Christopher Citro and Dustin Nightingale
Where There Are No People for No Music I Hear Music
This tree is just a tree. In the evening after supper, we clasp hands like clay in a riverbed beneath the branches. We see fists and biceps in the sky and take comfort from that. Let's go this way and look. Sherbet, orange juice, briar cuts left untreated. A film playing in another room we're not sure we should enter. The bad concert in our heads and the ticket stubs like confetti. The love letters pressed with irons between ribbons in a cedar box we like to think of as our chest. It fits beneath the bed. It makes it so we can go outside, see things, be seen. When we unclasp our hands, they become two ears that fall to the ground and start sniffing the earth for information.
The Scraping of So Much All Our Breaths
Sometimes we move around and we stand on the street corner with bandaged hands in our pockets. When we see someone we love, we smile instead of wave. And those hands, a newborn chickadee, peppery milkcaps, vintage shaving kits and crumbling plaster—these filaments fit easily inside a ribcage. Red lights reach down at us. Soon we'll be surrounded by free and constant wi-fi. The air a soup of I love you where are you don't leave me. I'll be standing here exactly where I was. I want to breathe. Like any other human but to do that I need it in writing how to break your heart. The cure for right now is I know I'm not the only one who feels like this I can't be.

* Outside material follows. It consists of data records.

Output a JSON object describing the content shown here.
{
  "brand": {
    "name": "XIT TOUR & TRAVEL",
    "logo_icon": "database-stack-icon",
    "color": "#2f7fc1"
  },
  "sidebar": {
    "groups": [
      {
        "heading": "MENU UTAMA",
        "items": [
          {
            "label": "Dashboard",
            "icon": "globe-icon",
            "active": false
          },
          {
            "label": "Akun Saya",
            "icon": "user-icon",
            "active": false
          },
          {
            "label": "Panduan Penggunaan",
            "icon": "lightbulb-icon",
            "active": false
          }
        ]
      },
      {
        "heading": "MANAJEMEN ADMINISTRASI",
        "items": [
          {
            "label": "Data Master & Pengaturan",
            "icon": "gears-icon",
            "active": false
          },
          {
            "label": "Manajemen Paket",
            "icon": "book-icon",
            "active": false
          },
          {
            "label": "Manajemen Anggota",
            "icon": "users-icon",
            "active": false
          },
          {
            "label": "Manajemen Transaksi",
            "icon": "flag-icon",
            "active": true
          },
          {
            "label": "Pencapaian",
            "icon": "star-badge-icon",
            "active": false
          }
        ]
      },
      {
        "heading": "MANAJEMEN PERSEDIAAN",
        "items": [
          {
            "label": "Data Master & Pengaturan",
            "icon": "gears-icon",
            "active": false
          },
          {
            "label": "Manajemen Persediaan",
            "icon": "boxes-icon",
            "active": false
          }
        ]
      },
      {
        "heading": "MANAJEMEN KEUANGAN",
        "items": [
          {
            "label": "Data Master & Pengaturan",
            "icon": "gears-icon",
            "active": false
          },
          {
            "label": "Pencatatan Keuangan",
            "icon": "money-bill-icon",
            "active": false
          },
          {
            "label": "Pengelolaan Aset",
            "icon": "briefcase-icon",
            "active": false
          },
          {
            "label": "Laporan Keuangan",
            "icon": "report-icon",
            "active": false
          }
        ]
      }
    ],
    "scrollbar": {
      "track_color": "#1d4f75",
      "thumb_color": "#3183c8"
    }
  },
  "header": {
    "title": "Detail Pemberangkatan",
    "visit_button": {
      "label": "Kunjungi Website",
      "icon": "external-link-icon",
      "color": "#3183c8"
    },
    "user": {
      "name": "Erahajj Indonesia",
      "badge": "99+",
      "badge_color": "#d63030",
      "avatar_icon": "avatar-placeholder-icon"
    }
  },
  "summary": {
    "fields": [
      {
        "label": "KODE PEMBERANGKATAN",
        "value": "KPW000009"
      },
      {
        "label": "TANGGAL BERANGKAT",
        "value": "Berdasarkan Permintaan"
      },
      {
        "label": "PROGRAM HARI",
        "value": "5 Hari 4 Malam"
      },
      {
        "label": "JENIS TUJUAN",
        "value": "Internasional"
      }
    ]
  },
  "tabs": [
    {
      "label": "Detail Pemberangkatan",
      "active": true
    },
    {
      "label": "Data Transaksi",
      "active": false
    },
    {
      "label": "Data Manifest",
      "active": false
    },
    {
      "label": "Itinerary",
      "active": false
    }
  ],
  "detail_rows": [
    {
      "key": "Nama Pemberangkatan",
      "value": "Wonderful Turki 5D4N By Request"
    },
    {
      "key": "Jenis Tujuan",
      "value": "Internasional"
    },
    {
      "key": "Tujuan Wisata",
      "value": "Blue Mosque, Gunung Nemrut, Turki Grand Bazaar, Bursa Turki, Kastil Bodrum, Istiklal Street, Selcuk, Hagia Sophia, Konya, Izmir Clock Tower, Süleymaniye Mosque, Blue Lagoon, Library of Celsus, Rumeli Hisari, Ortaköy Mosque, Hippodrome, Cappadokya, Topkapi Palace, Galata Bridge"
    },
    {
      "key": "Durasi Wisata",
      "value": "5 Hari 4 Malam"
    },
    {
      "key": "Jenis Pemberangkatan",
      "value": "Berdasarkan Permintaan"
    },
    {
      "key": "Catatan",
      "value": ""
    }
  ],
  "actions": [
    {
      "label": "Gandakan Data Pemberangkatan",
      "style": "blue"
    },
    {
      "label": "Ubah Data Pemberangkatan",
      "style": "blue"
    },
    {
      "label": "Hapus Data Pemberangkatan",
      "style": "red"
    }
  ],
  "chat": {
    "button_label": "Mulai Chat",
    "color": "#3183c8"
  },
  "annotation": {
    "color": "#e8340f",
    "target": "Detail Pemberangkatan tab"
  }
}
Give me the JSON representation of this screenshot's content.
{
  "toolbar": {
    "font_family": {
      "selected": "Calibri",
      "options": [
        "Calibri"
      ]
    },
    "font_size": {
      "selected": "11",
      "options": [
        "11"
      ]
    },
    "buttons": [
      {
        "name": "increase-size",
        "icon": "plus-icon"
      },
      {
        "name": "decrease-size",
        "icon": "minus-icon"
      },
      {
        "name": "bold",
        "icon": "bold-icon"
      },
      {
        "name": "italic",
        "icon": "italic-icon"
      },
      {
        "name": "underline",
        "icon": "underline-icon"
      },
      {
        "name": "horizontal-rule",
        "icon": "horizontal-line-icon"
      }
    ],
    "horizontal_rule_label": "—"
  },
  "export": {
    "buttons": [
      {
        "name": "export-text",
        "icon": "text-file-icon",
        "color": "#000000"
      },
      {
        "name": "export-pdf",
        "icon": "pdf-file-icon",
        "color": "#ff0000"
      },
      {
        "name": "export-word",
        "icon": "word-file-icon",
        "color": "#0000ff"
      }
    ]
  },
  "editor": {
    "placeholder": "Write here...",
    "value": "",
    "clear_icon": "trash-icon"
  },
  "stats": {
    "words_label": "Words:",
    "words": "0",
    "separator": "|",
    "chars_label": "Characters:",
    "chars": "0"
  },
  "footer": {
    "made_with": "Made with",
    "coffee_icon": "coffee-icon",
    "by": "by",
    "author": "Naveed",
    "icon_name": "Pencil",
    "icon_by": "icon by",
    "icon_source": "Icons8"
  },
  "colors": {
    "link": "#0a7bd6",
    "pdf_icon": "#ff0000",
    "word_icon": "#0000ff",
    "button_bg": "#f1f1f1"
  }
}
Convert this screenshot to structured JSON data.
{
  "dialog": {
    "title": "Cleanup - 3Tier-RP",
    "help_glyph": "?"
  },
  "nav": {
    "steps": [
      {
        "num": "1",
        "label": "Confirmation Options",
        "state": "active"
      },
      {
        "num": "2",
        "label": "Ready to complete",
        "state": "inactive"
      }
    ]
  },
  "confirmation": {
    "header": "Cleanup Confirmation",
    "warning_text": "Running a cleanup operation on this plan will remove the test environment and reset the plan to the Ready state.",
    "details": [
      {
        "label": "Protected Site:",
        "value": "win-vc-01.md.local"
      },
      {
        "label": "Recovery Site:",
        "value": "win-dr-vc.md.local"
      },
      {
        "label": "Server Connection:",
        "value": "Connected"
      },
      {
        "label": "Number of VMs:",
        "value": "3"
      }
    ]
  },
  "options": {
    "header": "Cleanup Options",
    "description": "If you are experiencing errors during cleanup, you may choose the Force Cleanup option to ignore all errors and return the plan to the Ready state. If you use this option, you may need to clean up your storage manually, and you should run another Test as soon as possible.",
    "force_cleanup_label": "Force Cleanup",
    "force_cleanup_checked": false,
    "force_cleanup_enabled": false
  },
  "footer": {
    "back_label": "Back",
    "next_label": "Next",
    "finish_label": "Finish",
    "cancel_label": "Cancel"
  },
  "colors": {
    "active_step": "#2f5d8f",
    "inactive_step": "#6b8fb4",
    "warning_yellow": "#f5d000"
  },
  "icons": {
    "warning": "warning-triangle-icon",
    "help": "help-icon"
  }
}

Isn't This Nice the Way We Stay Awake
A voice explains the name each month makes the moon. Starting with blood or whatever is the opposite. In one version there are weapons taped beneath all our chairs. In another, raspberry ices with wooden pips carved by hand. And then the rest of the world just floating in the ocean until we woke up. It's late. It's getting later. And then it gets early. People will tell you the calls of whales were once audible across oceans. You just have to be underwater and a whale. They'll lean in when they say that. Some of their elbow meat will invade the space of your elbow meat.
Christopher Citro is the author of If We Had a Lemon We'd Throw It and Call That the Sun (Elixir Press, forthcoming), winner of the 2019 Antivenom Poetry Award, and The Maintenance of the Shimmy-Shammy (Steel Toe Books, 2015). His awards include a 2018 Pushcart Prize for Poetry. He lives in Syracuse, New York.
Dustin Nightingale is the author of Ghost Woodpecker (BatCat Press, 2018). His poetry has been or will be published in journals such as The American Journal of Poetry, new ohio review, Cimarron Review, Portland Review and decomP. He teaches at Central Connecticut State University and lives in Hartford.